If you knew Michael Kelly only through his columns, you either loved him or hated him, probably depending upon your political persuasion. My politics were quite different from his, and if I had known him only as a reader I probably would have hated him. But I also knew Mike as an editor and as a person, and because of that I loved him.
Mike served as editor of The New Republic for only 10 months -- from November 1996 to September 1997 -- but many of us who worked under him remember it as an exciting, irreplaceable time. The affection that I had for Mike came as a shock to my friends, especially my liberal friends, who knew him through his columns. What I tried to explain to them was that the Mencken-esque character who came though in his columns was an almost completely different person from the Michael Kelly we knew.
One fact about Mike that his readers did not know was that he had an unparalleled gift for editing prose. I've worked for some fantastic editors, and none of them came close to Mike in this regard. A writer often hopes his editor will change as little as possible. With Mike it was just the opposite. The first time I wrote a cover story for the New Republic, he rewrote the first half nearly from scratch. He sent me the draft, and told me that if there were any parts I didn't like, I was free to change them. I read over his handiwork - it was breathtaking - and I called to say only that I wished he'd rewritten the other half as well.

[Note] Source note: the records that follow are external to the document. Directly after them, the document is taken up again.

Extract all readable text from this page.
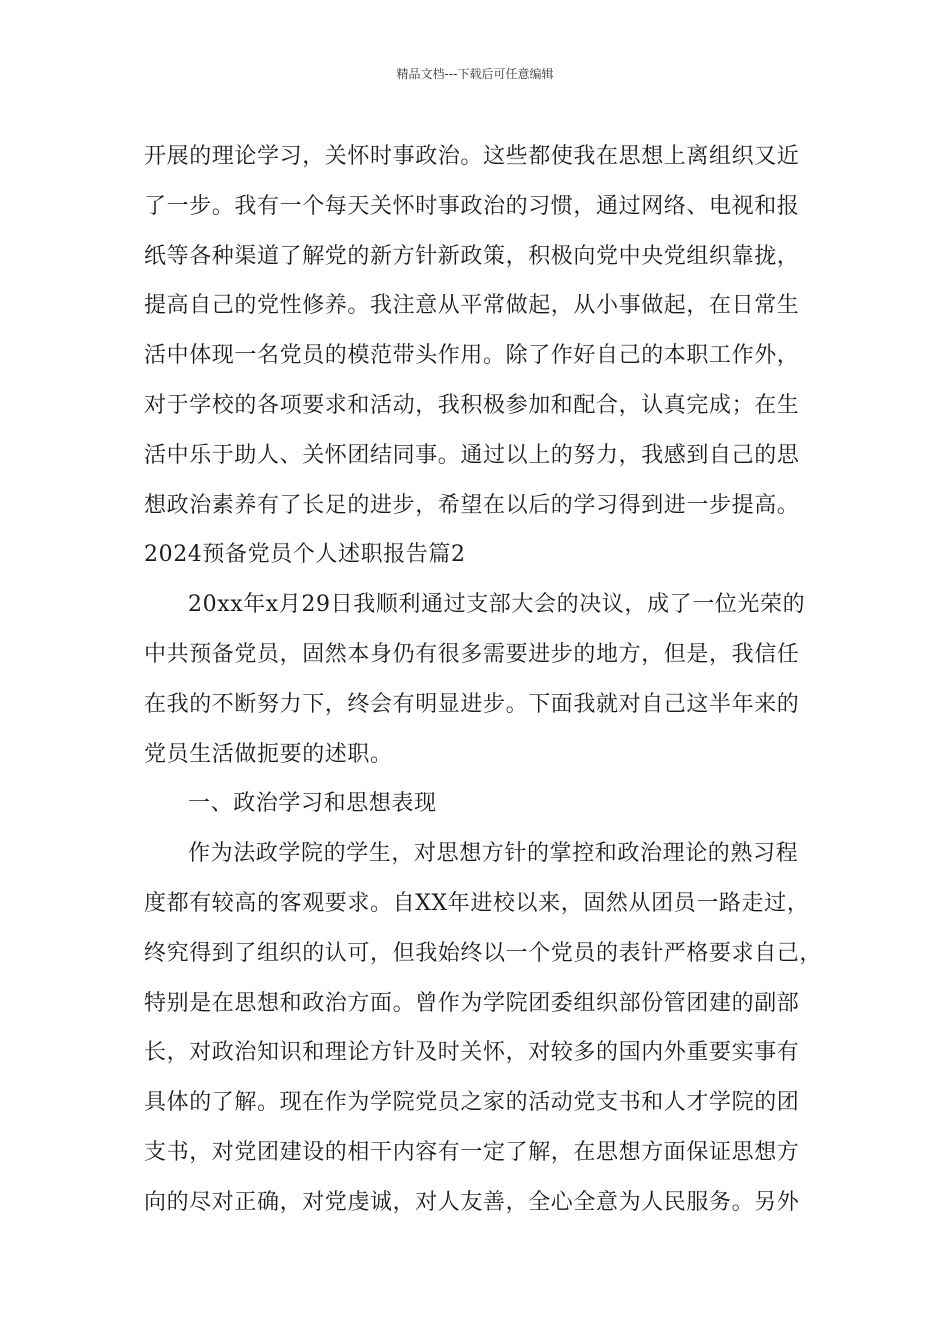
精品文档---下载后可任意编辑
开展的理论学习，关怀时事政治。这些都使我在思想上离组织又近
了一步。我有一个每天关怀时事政治的习惯，通过网络、电视和报
纸等各种渠道了解党的新方针新政策，积极向党中央党组织靠拢，
提高自己的党性修养。我注意从平常做起，从小事做起，在日常生
活中体现一名党员的模范带头作用。除了作好自己的本职工作外，
对于学校的各项要求和活动，我积极参加和配合，认真完成；在生
活中乐于助人、关怀团结同事。通过以上的努力，我感到自己的思
想政治素养有了长足的进步，希望在以后的学习得到进一步提高。
2024预备党员个人述职报告篇2
20xx年x月29日我顺利通过支部大会的决议，成了一位光荣的
中共预备党员，固然本身仍有很多需要进步的地方，但是，我信任
在我的不断努力下，终会有明显进步。下面我就对自己这半年来的
党员生活做扼要的述职。
一、政治学习和思想表现
作为法政学院的学生，对思想方针的掌控和政治理论的熟习程
度都有较高的客观要求。自XX年进校以来，固然从团员一路走过，
终究得到了组织的认可，但我始终以一个党员的表针严格要求自己，
特别是在思想和政治方面。曾作为学院团委组织部份管团建的副部
长，对政治知识和理论方针及时关怀，对较多的国内外重要实事有
具体的了解。现在作为学院党员之家的活动党支书和人才学院的团
支书，对党团建设的相干内容有一定了解，在思想方面保证思想方
向的尽对正确，对党虔诚，对人友善，全心全意为人民服务。另外
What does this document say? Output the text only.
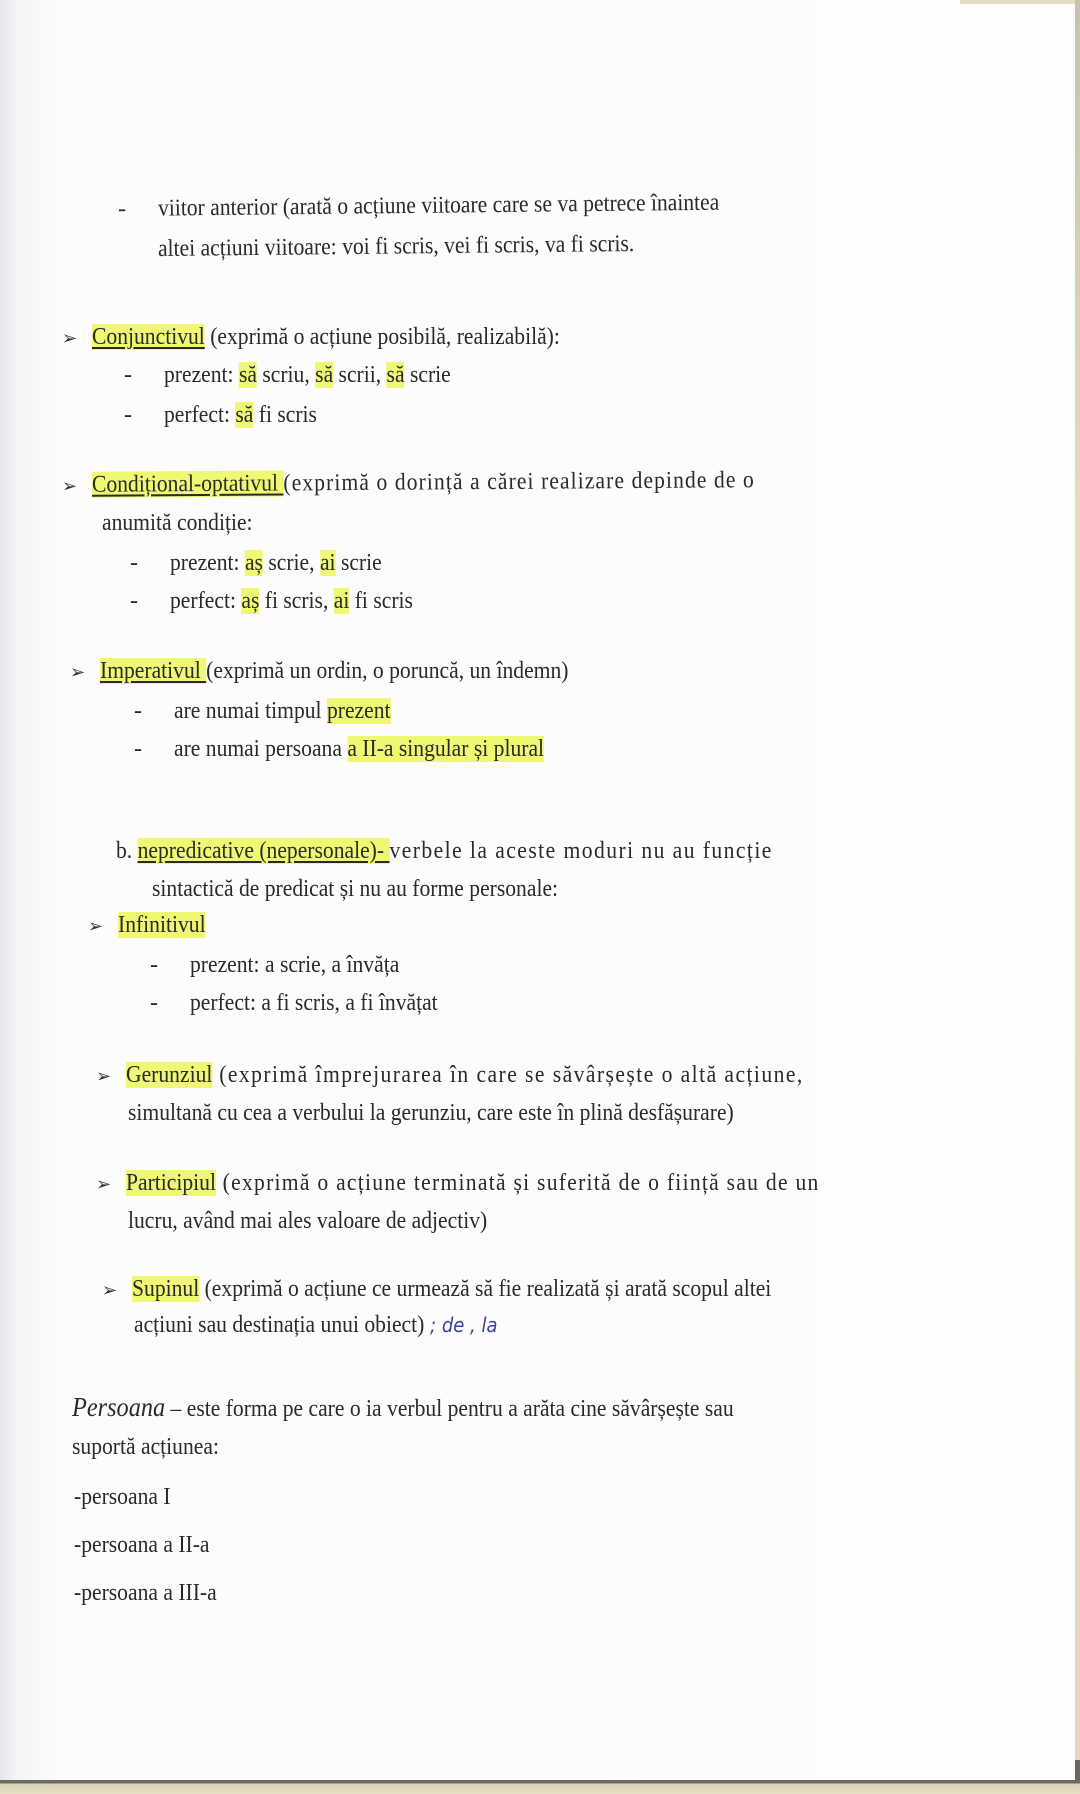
- viitor anterior (arată o acțiune viitoare care se va petrece înaintea
altei acțiuni viitoare: voi fi scris, vei fi scris, va fi scris.
➢ Conjunctivul (exprimă o acțiune posibilă, realizabilă):
- prezent: să scriu, să scrii, să scrie
- perfect: să fi scris
➢ Condițional-optativul (exprimă o dorință a cărei realizare depinde de o
anumită condiție:
- prezent: aș scrie, ai scrie
- perfect: aș fi scris, ai fi scris
➢ Imperativul (exprimă un ordin, o poruncă, un îndemn)
- are numai timpul prezent
- are numai persoana a II-a singular și plural
b. nepredicative (nepersonale)- verbele la aceste moduri nu au funcție
sintactică de predicat și nu au forme personale:
➢ Infinitivul
- prezent: a scrie, a învăța
- perfect: a fi scris, a fi învățat
➢ Gerunziul (exprimă împrejurarea în care se săvârșește o altă acțiune,
simultană cu cea a verbului la gerunziu, care este în plină desfășurare)
➢ Participiul (exprimă o acțiune terminată și suferită de o ființă sau de un
lucru, având mai ales valoare de adjectiv)
➢ Supinul (exprimă o acțiune ce urmează să fie realizată și arată scopul altei
acțiuni sau destinația unui obiect) ; de , la
Persoana – este forma pe care o ia verbul pentru a arăta cine săvârșește sau
suportă acțiunea:
-persoana I
-persoana a II-a
-persoana a III-a
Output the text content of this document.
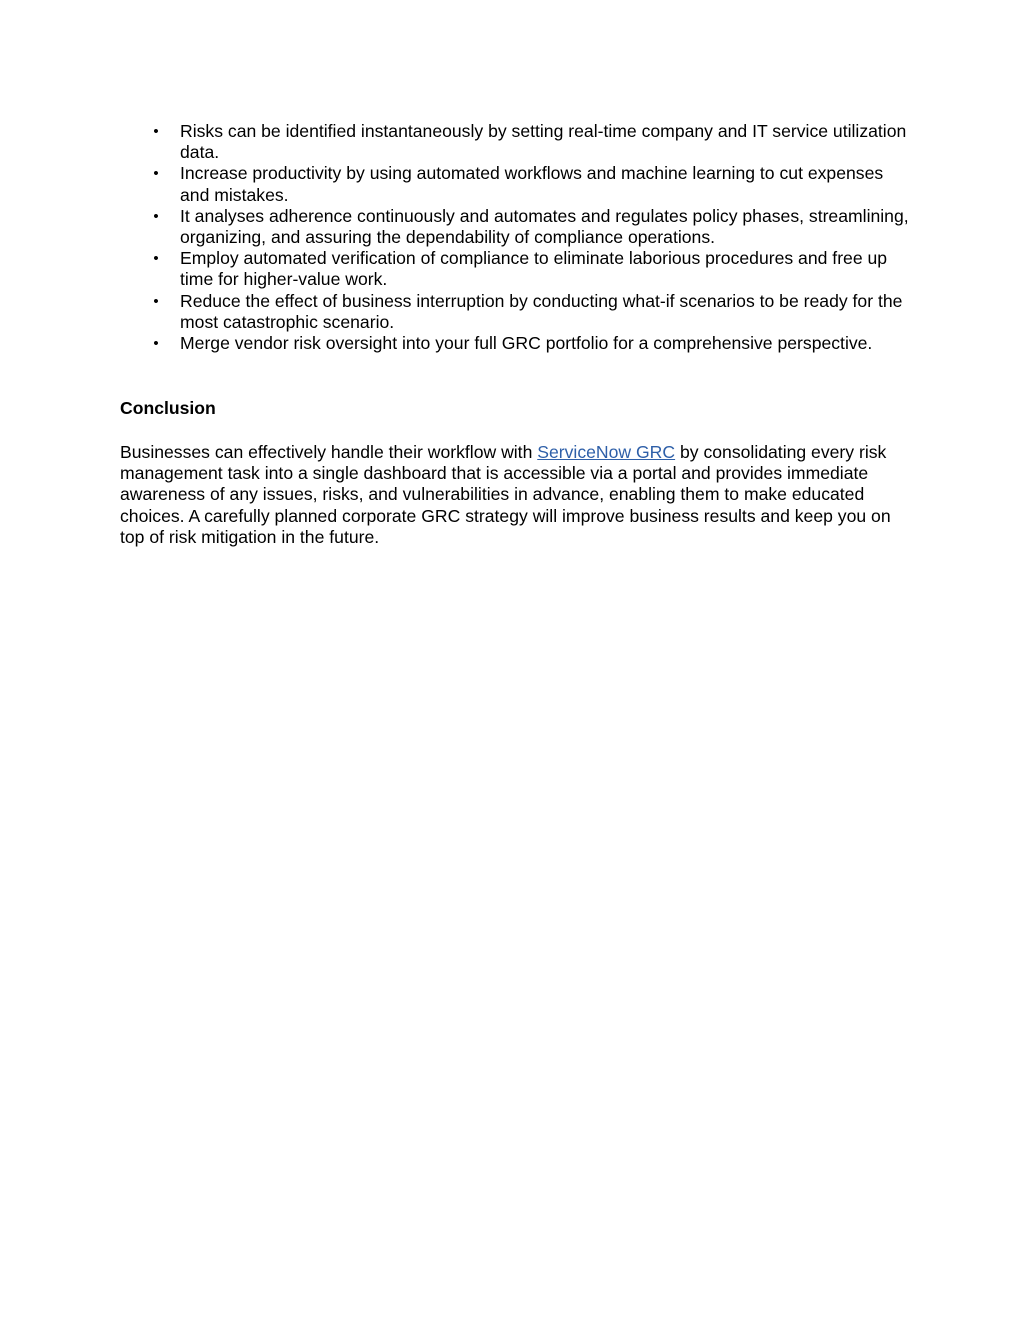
• Risks can be identified instantaneously by setting real-time company and IT service utilization data.
• Increase productivity by using automated workflows and machine learning to cut expenses and mistakes.
• It analyses adherence continuously and automates and regulates policy phases, streamlining, organizing, and assuring the dependability of compliance operations.
• Employ automated verification of compliance to eliminate laborious procedures and free up time for higher-value work.
• Reduce the effect of business interruption by conducting what-if scenarios to be ready for the most catastrophic scenario.
• Merge vendor risk oversight into your full GRC portfolio for a comprehensive perspective.
Conclusion

Businesses can effectively handle their workflow with ServiceNow GRC by consolidating every risk management task into a single dashboard that is accessible via a portal and provides immediate awareness of any issues, risks, and vulnerabilities in advance, enabling them to make educated choices. A carefully planned corporate GRC strategy will improve business results and keep you on top of risk mitigation in the future.
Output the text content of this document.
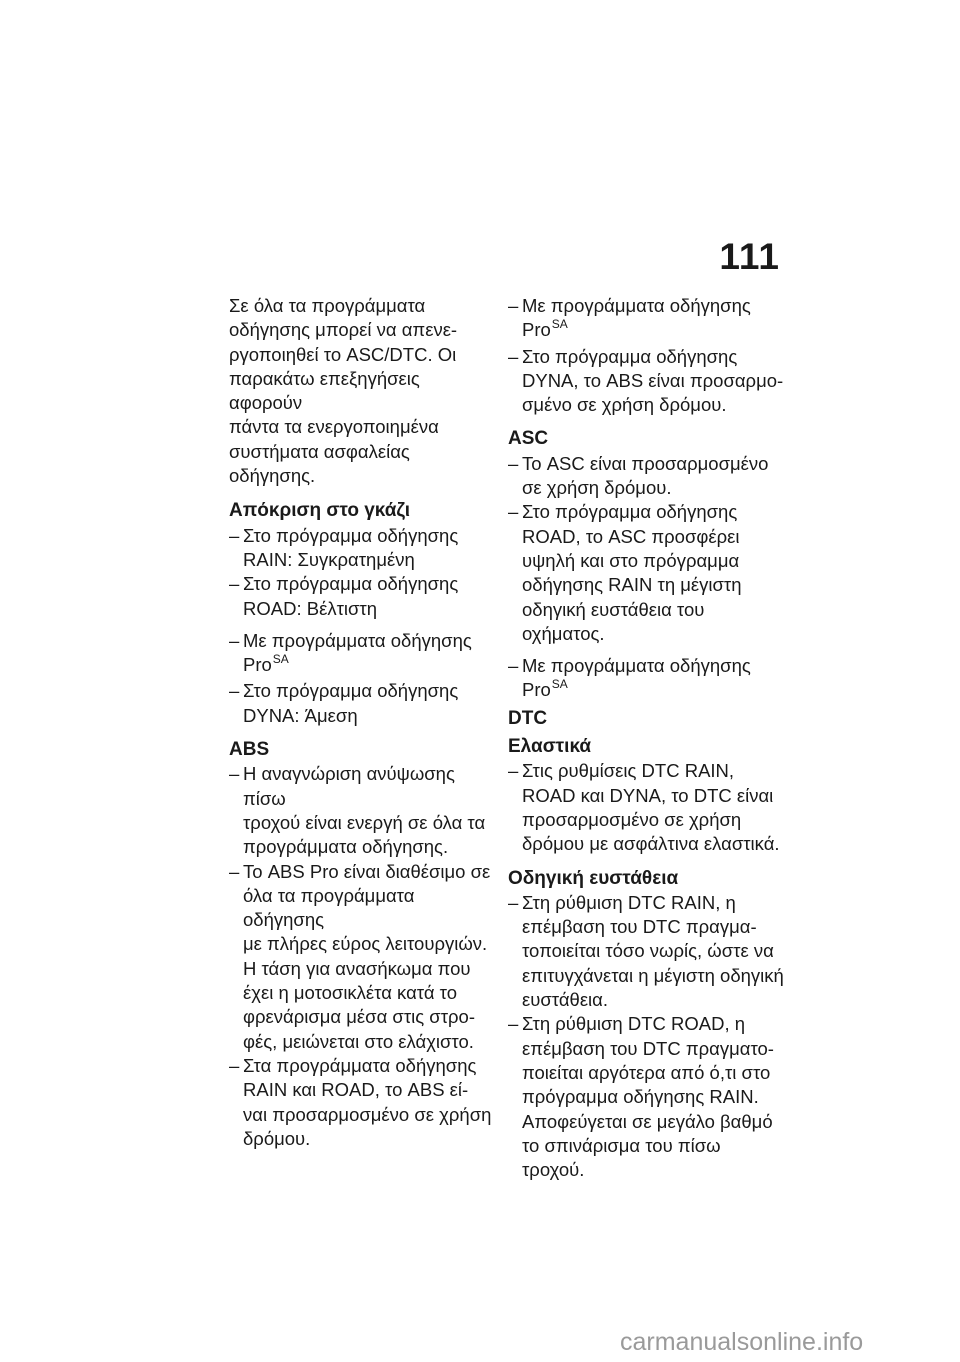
111
Σε όλα τα προγράμματα
οδήγησης μπορεί να απενε-
ργοποιηθεί το ASC/DTC. Οι
παρακάτω επεξηγήσεις αφορούν
πάντα τα ενεργοποιημένα
συστήματα ασφαλείας οδήγησης.
Απόκριση στο γκάζι
– Στο πρόγραμμα οδήγησης
RAIN: Συγκρατημένη
– Στο πρόγραμμα οδήγησης
ROAD: Βέλτιστη
– Με προγράμματα οδήγησης
Pro$^{SA}$
– Στο πρόγραμμα οδήγησης
DYNA: Άμεση
ABS
– Η αναγνώριση ανύψωσης πίσω
τροχού είναι ενεργή σε όλα τα
προγράμματα οδήγησης.
– Το ABS Pro είναι διαθέσιμο σε
όλα τα προγράμματα οδήγησης
με πλήρες εύρος λειτουργιών.
Η τάση για ανασήκωμα που
έχει η μοτοσικλέτα κατά το
φρενάρισμα μέσα στις στρο-
φές, μειώνεται στο ελάχιστο.
– Στα προγράμματα οδήγησης
RAIN και ROAD, το ABS εί-
ναι προσαρμοσμένο σε χρήση
δρόμου.
– Με προγράμματα οδήγησης
Pro$^{SA}$
– Στο πρόγραμμα οδήγησης
DYNA, το ABS είναι προσαρμο-
σμένο σε χρήση δρόμου.
ASC
– Το ASC είναι προσαρμοσμένο
σε χρήση δρόμου.
– Στο πρόγραμμα οδήγησης
ROAD, το ASC προσφέρει
υψηλή και στο πρόγραμμα
οδήγησης RAIN τη μέγιστη
οδηγική ευστάθεια του
οχήματος.
– Με προγράμματα οδήγησης
Pro$^{SA}$
DTC
Ελαστικά
– Στις ρυθμίσεις DTC RAIN,
ROAD και DYNA, το DTC είναι
προσαρμοσμένο σε χρήση
δρόμου με ασφάλτινα ελαστικά.
Οδηγική ευστάθεια
– Στη ρύθμιση DTC RAIN, η
επέμβαση του DTC πραγμα-
τοποιείται τόσο νωρίς, ώστε να
επιτυγχάνεται η μέγιστη οδηγική
ευστάθεια.
– Στη ρύθμιση DTC ROAD, η
επέμβαση του DTC πραγματο-
ποιείται αργότερα από ό,τι στο
πρόγραμμα οδήγησης RAIN.
Αποφεύγεται σε μεγάλο βαθμό
το σπινάρισμα του πίσω τροχού.
carmanualsonline.info
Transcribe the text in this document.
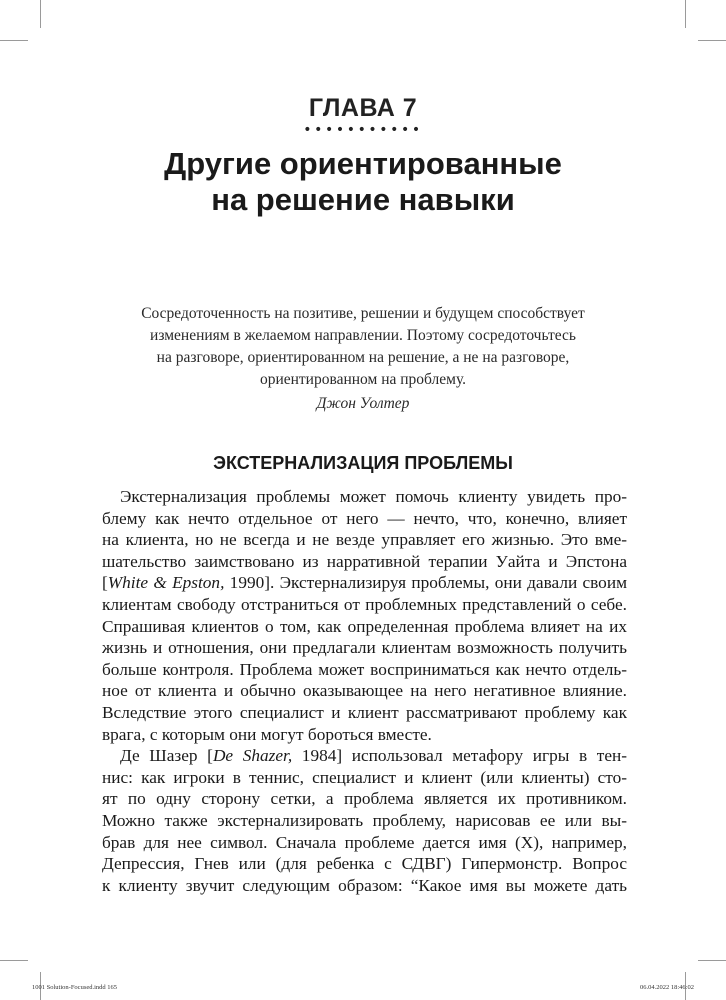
ГЛАВА 7
•••••••••••
Другие ориентированные
на решение навыки
Сосредоточенность на позитиве, решении и будущем способствует
изменениям в желаемом направлении. Поэтому сосредоточьтесь
на разговоре, ориентированном на решение, а не на разговоре,
ориентированном на проблему.
Джон Уолтер
ЭКСТЕРНАЛИЗАЦИЯ ПРОБЛЕМЫ
Экстернализация проблемы может помочь клиенту увидеть про-
блему как нечто отдельное от него — нечто, что, конечно, влияет
на клиента, но не всегда и не везде управляет его жизнью. Это вме-
шательство заимствовано из нарративной терапии Уайта и Эпстона
[White & Epston, 1990]. Экстернализируя проблемы, они давали своим
клиентам свободу отстраниться от проблемных представлений о себе.
Спрашивая клиентов о том, как определенная проблема влияет на их
жизнь и отношения, они предлагали клиентам возможность получить
больше контроля. Проблема может восприниматься как нечто отдель-
ное от клиента и обычно оказывающее на него негативное влияние.
Вследствие этого специалист и клиент рассматривают проблему как
врага, с которым они могут бороться вместе.
Де Шазер [De Shazer, 1984] использовал метафору игры в тен-
нис: как игроки в теннис, специалист и клиент (или клиенты) сто-
ят по одну сторону сетки, а проблема является их противником.
Можно также экстернализировать проблему, нарисовав ее или вы-
брав для нее символ. Сначала проблеме дается имя (Х), например,
Депрессия, Гнев или (для ребенка с СДВГ) Гипермонстр. Вопрос
к клиенту звучит следующим образом: “Какое имя вы можете дать
1001 Solution-Focused.indd 165	06.04.2022 18:46:02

The most unusual, and endearing, thing about Mike was that his consideration for others was in reverse proportion to their status. The phrase "authoritarian personality" refers to those who suck up to their superiors and bully their social inferiors. I don't know of any phrase to describe the opposite syndrome, probably because Michael Kelly is the only person who ever had it. One of my colleagues once called him "a natural democrat." I think that's about right. He would pick a fight with someone who had power. But he was unfailingly generous with his time and his emotions to the young, underpaid staffers who worked for him.
He would sit in his office with you, offering advice -- or, more often, unwinding stories -- at the leisurely pace of a man who had no other responsibilities in the world. Often you'd hear the secretary paging him, with phone calls from prominent Washington figures, but inevitably Mike would let the messages stack up in his voice mail and continue the conversation.
The devotion he inspired in those who worked for him endured over the years. We would continue to call or write to him for advice, even years after his brief stint as our editor. His readers know that they've lost one of the greatest war reporters in the history of American journalism. His colleagues know they've lost so much more.